Akhir – akhir ini negara dan pemerintah sangat berfokus untuk memberantas tindak
pidana korupsi yang sifatnya represif, menangkap serta mengadili para pelaku tindak pidana
korupsi. Korupsi sendiri disebabkan oleh banyak faktor, seperti tidak adanya akuntabilitas dalam
kekuasaan dan monopoli , serta adanya kesempatan serta kebutuhan dan keserakahan yang sama-
sama berkaitan [ Menurut Jack Bologne].Berdasarkan UU Nomor 31 Tathun 1999 juncto UU
Nomor 20 Tahun 2001 tersirat bahwa 30 delik pidana yang dikategorikan menjadi 7 jenis seperti
Kerugian keuangan negara, suap- menyuap, penggelapan dalam jabatan, pemerasan, perbuatan
curang, benturan kepentingan dalam pengadaan, serta gratifikasi.
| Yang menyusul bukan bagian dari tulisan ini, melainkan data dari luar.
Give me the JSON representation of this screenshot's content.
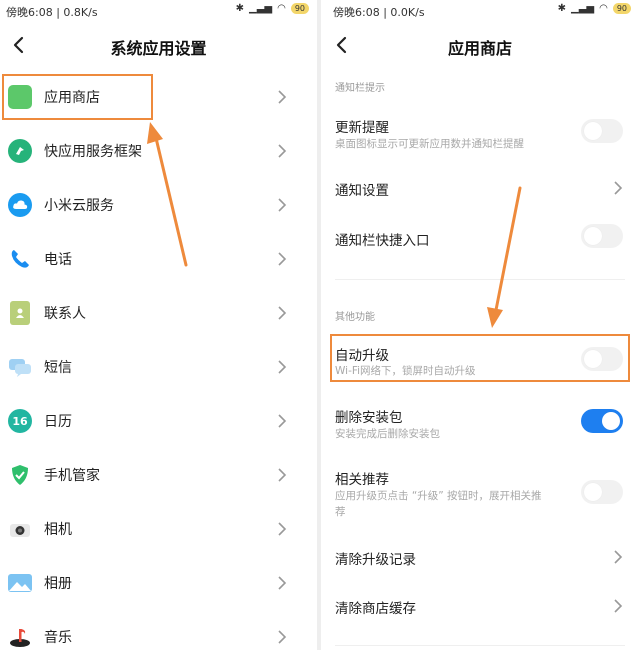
{
  "left": {
    "status": {
      "time": "傍晚6:08 | 0.8K/s",
      "battery": "90"
    },
    "title": "系统应用设置",
    "items": [
      {
        "label": "应用商店",
        "icon": "app-store-icon"
      },
      {
        "label": "快应用服务框架",
        "icon": "quick-app-icon"
      },
      {
        "label": "小米云服务",
        "icon": "cloud-icon"
      },
      {
        "label": "电话",
        "icon": "phone-icon"
      },
      {
        "label": "联系人",
        "icon": "contacts-icon"
      },
      {
        "label": "短信",
        "icon": "sms-icon"
      },
      {
        "label": "日历",
        "icon": "calendar-icon",
        "icon_text": "16"
      },
      {
        "label": "手机管家",
        "icon": "security-icon"
      },
      {
        "label": "相机",
        "icon": "camera-icon"
      },
      {
        "label": "相册",
        "icon": "gallery-icon"
      },
      {
        "label": "音乐",
        "icon": "music-icon"
      }
    ]
  },
  "right": {
    "status": {
      "time": "傍晚6:08 | 0.0K/s",
      "battery": "90"
    },
    "title": "应用商店",
    "section1": "通知栏提示",
    "rows1": [
      {
        "title": "更新提醒",
        "sub": "桌面图标显示可更新应用数并通知栏提醒",
        "control": "toggle",
        "on": false
      },
      {
        "title": "通知设置",
        "control": "chevron"
      },
      {
        "title": "通知栏快捷入口",
        "control": "toggle",
        "on": false
      }
    ],
    "section2": "其他功能",
    "rows2": [
      {
        "title": "自动升级",
        "sub": "Wi-Fi网络下，锁屏时自动升级",
        "control": "toggle",
        "on": false
      },
      {
        "title": "删除安装包",
        "sub": "安装完成后删除安装包",
        "control": "toggle",
        "on": true
      },
      {
        "title": "相关推荐",
        "sub1": "应用升级页点击 “升级” 按钮时，展开相关推",
        "sub2": "荐",
        "control": "toggle",
        "on": false
      },
      {
        "title": "清除升级记录",
        "control": "chevron"
      },
      {
        "title": "清除商店缓存",
        "control": "chevron"
      }
    ]
  },
  "colors": {
    "accent": "#1e7ff0",
    "highlight": "#ee8a3c",
    "toggle_off": "#f1f1f1"
  }
}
Korupsi di Indonesia adalah
persoalan nyata sedang menggerogoti seuluruh kehidupan bangsa[1].Upaya agar pelaku jera
adalah dengan menjatuhkan pidana penjara terhadap tindak pidana korupsi . Namun dalam
realisasinya masih dapat kita katakan tidak efektif , jika dilihat dalam 10 tahun sejak
diberlakukan UU Nomor 20 Tahun 2001 tentang Pemberantasan Tindak Pidana Korupsi
hadirnya Lembaga KPK serta Pengadilan Tipikor ternyata dinilai tidak seperti yang diharapkan ,
terlebih perilaku korupsi semakin membengkak kasusnya. Tanpa adanya revisi untuk
memberikan efek jera dan tidak konsistensi dalam penegakkan hukum tindak pidana
Korupsi, maka perilaku korupsi tidak akan berkurang.